Of the 139 patients included (median age: 34 yrs, sex ratio M/F: 1/3; median follow-up: 40 months), 60 (43%) were under combination therapy during a median time of 11 months. There was no difference in terms of clinical characteristics at baseline between the two groups (mono- vs combotherapy with IFX). The median clinical relapse free survival was higher in the combination therapy group (>80 months) compared to the group of monotherapy (30 months; HR=2.73 CI 95% 1.62–4.6, p=0.001). However, none optimal duration of combination therapy was identified by univariate Cox regression (p>0.05 for 3, 6, 9, 12 and 18 months, as cut-off).
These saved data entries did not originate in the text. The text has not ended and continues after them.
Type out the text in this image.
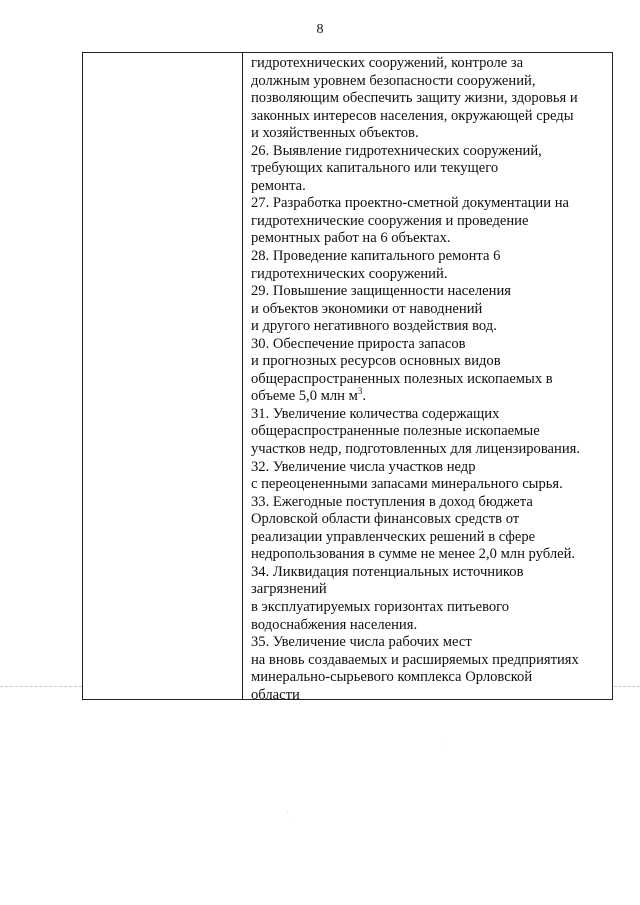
8
гидротехнических сооружений, контроле за
должным уровнем безопасности сооружений,
позволяющим обеспечить защиту жизни, здоровья и
законных интересов населения, окружающей среды
и хозяйственных объектов.
26. Выявление гидротехнических сооружений,
требующих капитального или текущего
ремонта.
27. Разработка проектно-сметной документации на
гидротехнические сооружения и проведение
ремонтных работ на 6 объектах.
28. Проведение капитального ремонта 6
гидротехнических сооружений.
29. Повышение защищенности населения
и объектов экономики от наводнений
и другого негативного воздействия вод.
30. Обеспечение прироста запасов
и прогнозных ресурсов основных видов
общераспространенных полезных ископаемых в
объеме 5,0 млн $м^3$.
31. Увеличение количества содержащих
общераспространенные полезные ископаемые
участков недр, подготовленных для лицензирования.
32. Увеличение числа участков недр
с переоцененными запасами минерального сырья.
33. Ежегодные поступления в доход бюджета
Орловской области финансовых средств от
реализации управленческих решений в сфере
недропользования в сумме не менее 2,0 млн рублей.
34. Ликвидация потенциальных источников
загрязнений
в эксплуатируемых горизонтах питьевого
водоснабжения населения.
35. Увеличение числа рабочих мест
на вновь создаваемых и расширяемых предприятиях
минерально-сырьевого комплекса Орловской
области
·
·
·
There was no difference between naïve patients and those previously treated with IS in terms of clinical relapse free survival and unfavorable IFX pharmacokinetics free survival. By an independent analysis, the proportion of trimesters with TLI<1μg/mL was lower under combination therapy (3.8%) compared to monotherapy (11.8%; (p<0.001).

Conclusion

This retrospective study confirmed that combination therapy with IFX and IS improves clinical free survival compared to monotherapy, in unselected IBD patients. However, there was no demonstrated benefit for the maintenance of this combination over three months, despite it seems that unfavourable IFX pharmacokinetic occurs when IS are withdrawn early. Prior treatment with IS appears not to impact on these outcomes.